Need advice re: parallelisable code

Anthony_Richards · ‎06-20-2015

I have some number-crunching code which contains the following type of nested pair of do-loops:

DO I=1,NPHASE
CP=CPHASE(I)
SP=SPHASE(I)
SUMR=0.0D+00
SUMI=0.0D+00
DO J= I,NMAX, NPHASE
SUMR=SUMR+QUANTITY(J)*CP
SUMI=SUMI+QUANTITY(J)*SP
ENDDO
TOTAL(I,1)=SUMR
TOTAL(I,2)=SUMI

As you can see, the inner loop progresses through the array QUANTITY with stride length NPHASE
each time starting at an array location set by the index of the outer loop, So the inner loop accesses a completely
different set of array values per each time the outer loop index changes.

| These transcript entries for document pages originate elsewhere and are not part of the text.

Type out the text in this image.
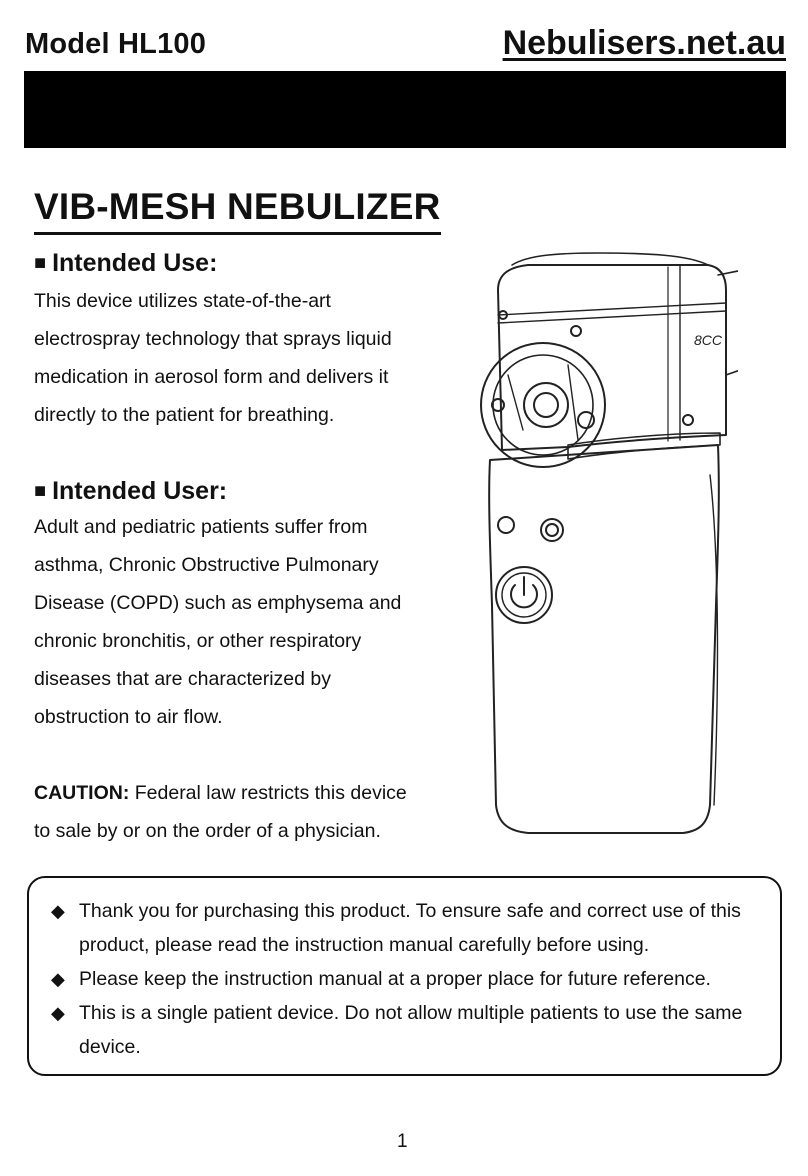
Model HL100	Nebulisers.net.au
VIB-MESH NEBULIZER
■ Intended Use:

This device utilizes state-of-the-art

electrospray technology that sprays liquid

medication in aerosol form and delivers it

directly to the patient for breathing.

■ Intended User:

Adult and pediatric patients suffer from

asthma, Chronic Obstructive Pulmonary

Disease (COPD) such as emphysema and

chronic bronchitis, or other respiratory

diseases that are characterized by

obstruction to air flow.

CAUTION: Federal law restricts this device

to sale by or on the order of a physician.

8CC
◆ Thank you for purchasing this product. To ensure safe and correct use of this product, please read the instruction manual carefully before using.
◆ Please keep the instruction manual at a proper place for future reference.
◆ This is a single patient device. Do not allow multiple patients to use the same device.
1
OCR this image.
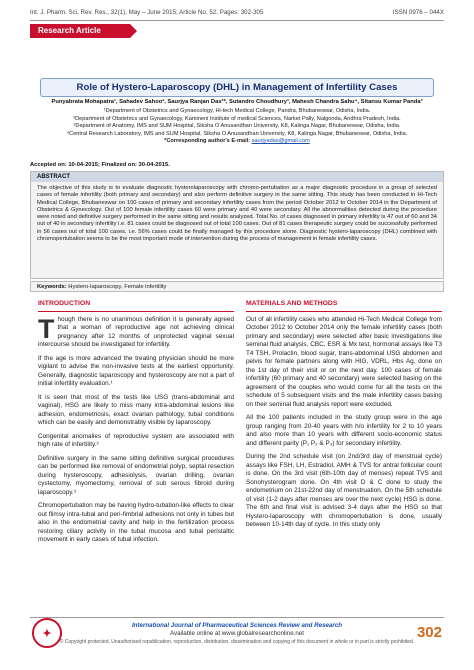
Int. J. Pharm. Sci. Rev. Res., 32(1), May – June 2015; Article No. 52, Pages: 302-305	ISSN 0976 – 044X
Research Article
Role of Hystero-Laparoscopy (DHL) in Management of Infertility Cases
Punyabrata Mohapatra¹, Sahadev Sahoo², Saurjya Ranjan Das³*, Sutandro Choudhury³, Mahesh Chandra Sahu⁴, Sitansu Kumar Panda³
¹Department of Obstetrics and Gynaecology, Hi-tech Medical College, Pandra, Bhubaneswar, Odisha, India.
²Department of Obstetrics and Gynaecology, Kamineni Institute of medical Sciences, Narket Pally, Nalgonda, Andhra Pradesh, India.
³Department of Anatomy, IMS and SUM Hospital, Siksha O Anusandhan University, K8, Kalinga Nagar, Bhubaneswar, Odisha, India.
⁴Central Research Laboratory, IMS and SUM Hospital, Siksha O Anusandhan University, K8, Kalinga Nagar, Bhubaneswar, Odisha, India.
*Corresponding author's E-mail: saurjyadas@gmail.com
Accepted on: 10-04-2015; Finalized on: 30-04-2015.
ABSTRACT
The objective of this study is to evaluate diagnostic hysterolaparoscopy with chromo-pertubation as a major diagnostic procedure in a group of selected cases of female infertility (both primary and secondary) and also perform definitive surgery in the same sitting. This study has been conducted in Hi-Tech Medical College, Bhubaneswar on 100 cases of primary and secondary infertility cases from the period October 2012 to October 2014 in the Department of Obstetrics & Gynecology. Out of 100 female infertility cases 60 were primary and 40 were secondary. All the abnormalities detected during the procedure were noted and definitive surgery performed in the same sitting and results analyzed. Total No. of cases diagnosed in primary infertility is 47 out of 60 and 34 out of 40 in secondary infertility i.e. 81 cases could be diagnosed out of total 100 cases. Out of 81 cases therapeutic surgery could be successfully performed in 56 cases out of total 100 cases, i.e. 56% cases could be finally managed by this procedure alone. Diagnostic hystero-laparoscopy (DHL) combined with chromopertubation seems to be the most important mode of intervention during the process of management in female infertility cases.
Keywords: Hystero-laparoscopy, Female infertility
INTRODUCTION

Though there is no unanimous definition it is generally agreed that a woman of reproductive age not achieving clinical pregnancy after 12 months of unprotected vaginal sexual intercourse should be investigated for infertility.

If the age is more advanced the treating physician should be more vigilant to advise the non-invasive tests at the earliest opportunity. Generally, diagnostic laparoscopy and hysteroscopy are not a part of initial infertility evaluation.¹

It is seen that most of the tests like USG (trans-abdominal and vaginal), HSG are likely to miss many intra-abdominal lesions like adhesion, endometriosis, exact ovarian pathology, tubal conditions which can be easily and demonstrably visible by laparoscopy.

Congenital anomalies of reproductive system are associated with high rate of infertility.²

Definitive surgery in the same sitting definitive surgical procedures can be performed like removal of endometrial polyp, septal resection during hysteroscopy, adhesiolysis, ovarian drilling, ovarian cystectomy, myomectomy, removal of sub serous fibroid during laparoscopy.³

Chromopertubation may be having hydro-tubation-like effects to clear out flimsy intra-tubal and peri-fimbrial adhesions not only in tubes but also in the endometrial cavity and help in the fertilization process restoring ciliary activity in the tubal mucosa and tubal peristaltic movement in early cases of tubal infection.

MATERIALS AND METHODS

Out of all infertility cases who attended Hi-Tech Medical College from October 2012 to October 2014 only the female infertility cases (both primary and secondary) were selected after basic investigations like seminal fluid analysis, CBC, ESR & Mx test, hormonal assays like T3 T4 TSH, Prolactin, blood sugar, trans-abdominal USG abdomen and pelvis for female partners along with HIG, VDRL, Hbs Ag, done on the 1st day of their visit or on the next day. 100 cases of female infertility (60 primary and 40 secondary) were selected basing on the agreement of the couples who would come for all the tests on the schedule of 5 subsequent visits and the male infertility cases basing on their seminal fluid analysis report were excluded.

All the 100 patients included in the study group were in the age group ranging from 20-40 years with h/o infertility for 2 to 10 years and also more than 10 years with different socio-economic status and different parity (P₁ P₂ & P₃) for secondary infertility.

During the 2nd schedule visit (on 2nd/3rd day of menstrual cycle) assays like FSH, LH, Estradiol, AMH & TVS for antral follicular count is done. On the 3rd visit (6th-10th day of menses) repeat TVS and Sonohysterogram done. On 4th visit D & C done to study the endometrium on 21st-22nd day of menstruation. On the 5th schedule of visit (1-2 days after menses are over the next cycle) HSG is done. The 6th and final visit is advised 3-4 days after the HSG so that Hystero-laparoscopy with chromopertubation is done, usually between 10-14th day of cycle. In this study only

✦
International Journal of Pharmaceutical Sciences Review and Research
Available online at www.globalresearchonline.net
© Copyright protected. Unauthorised republication, reproduction, distribution, dissemination and copying of this document in whole or in part is strictly prohibited.
302
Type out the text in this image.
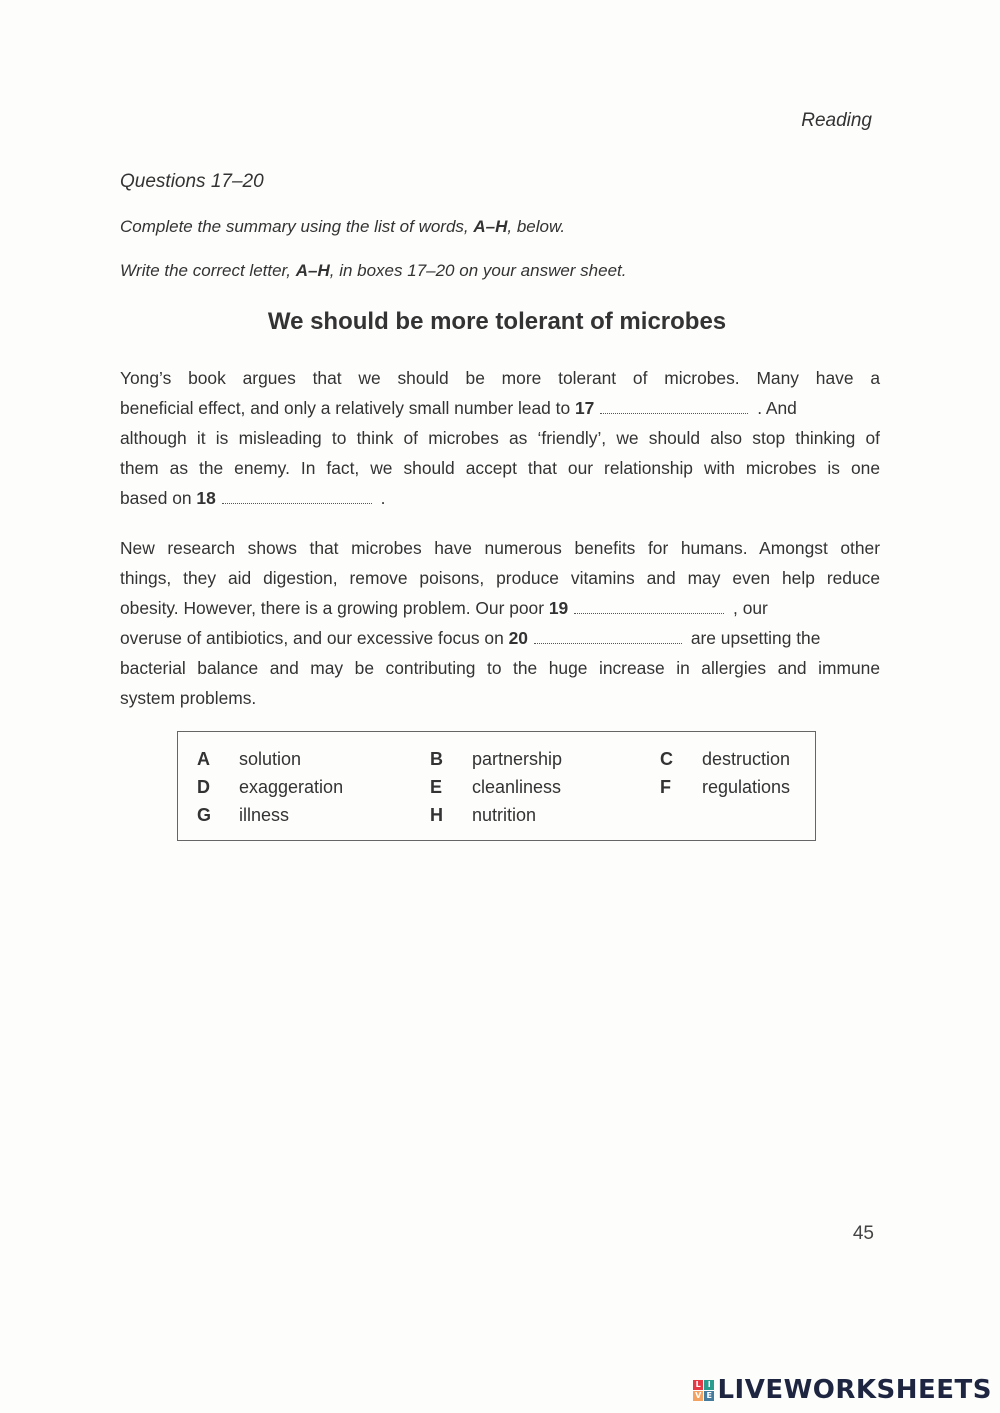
Reading
Questions 17–20
Complete the summary using the list of words, A–H, below.
Write the correct letter, A–H, in boxes 17–20 on your answer sheet.
We should be more tolerant of microbes
Yong’s book argues that we should be more tolerant of microbes. Many have a
beneficial effect, and only a relatively small number lead to 17	. And
although it is misleading to think of microbes as ‘friendly’, we should also stop thinking of
them as the enemy. In fact, we should accept that our relationship with microbes is one
based on 18	.
New research shows that microbes have numerous benefits for humans. Amongst other
things, they aid digestion, remove poisons, produce vitamins and may even help reduce
obesity. However, there is a growing problem. Our poor 19	, our
overuse of antibiotics, and our excessive focus on 20	are upsetting the
bacterial balance and may be contributing to the huge increase in allergies and immune
system problems.
A solution	B partnership	C destruction
D exaggeration	E cleanliness	F regulations
G illness	H nutrition
45
L I
V E LIVEWORKSHEETS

NPHASE may be 24 or 48 for example and
NMAX will be several tens of thousands and not exactly divisible by NPHASE.

Will this code be parallelised if the appropriate additional parallel directives are added?
If so,please can you suggest what directives are required, as I have never written parallel code before.

mecej4 · ‎06-20-2015

The code fragment has some inefficiencies that may or may not be overlooked by the optimizer. I suggest that you try

DO I=1,NPHASE
   SUMX=0.0D+00
   DO J= I,NMAX, NPHASE
      SUMX=SUMX+QUANTITY(J)
   ENDDO
   TOTAL(I,1)=SUMX*CPHASE(I)
   TOTAL(I,2)=SUMX*SPHASE(I)
ENDDO

before attempting to parallelize the code.

TimP · ‎06-20-2015

!$omp parallel do priivate(cp,sp,sumr,sumi) schedule(auto)

DO I=1,NPHASE
CP=CPHASE(I)
SP=SPHASE(I)
SUMR=0.0D+00
SUMI=0.0D+00

DO J= I,NMAX, NPHASE

SUMR=SUMR+QUANTITY(J)*CP
SUMI=SUMI+QUANTITY(J)*SP
ENDDO
TOTAL(I,1)=SUMR
TOTAL(I,2)=SUMI

enddo

The scheduling complication is associated with the varying length of the inner loop. Omitting the schedule clause should no more than double the time taken and might even run faster if it avoids numa non-locality problems. There are more complicated ways to deal with the issue for a multiple CPU platform.

As mecej4 pointed out, writing it as a single sum reduction may well improve performance. The f90 sum intrinsic would be simpler looking with the same performance.

ifort (with /QxHost and default option ./fp:fast) probably performs a simd reduction already for the inner loop, and there's no point in tinkering with it by adding omp simd reduction directives.

mecej4 · ‎06-20-2015

The calculation can be reorganized as follows (please test code before using!) :

DO J=1,NMAX
   i=mod(j-1,nphase)+1
   total(i,1) = total(i,1) + quantity(j)*cphase(i)
   total(i,2) = total(i,2) + quantity(j)*sphase(i)
END DO

If you parallelize this version, note that the small array "total" may fit entirely inside the cache, but is subject to update by all the threads, where each thread works on a section of the large array "quantity".

Anthony_Richards · ‎06-20-2015

Many thanks for all your suggestions, which i will try out on Monday when I return to work.

I am somewhat mortified not to have spotted the simple re-arrangement which removes
thousands of multiplications that was suggested by Mecej4 in his first post!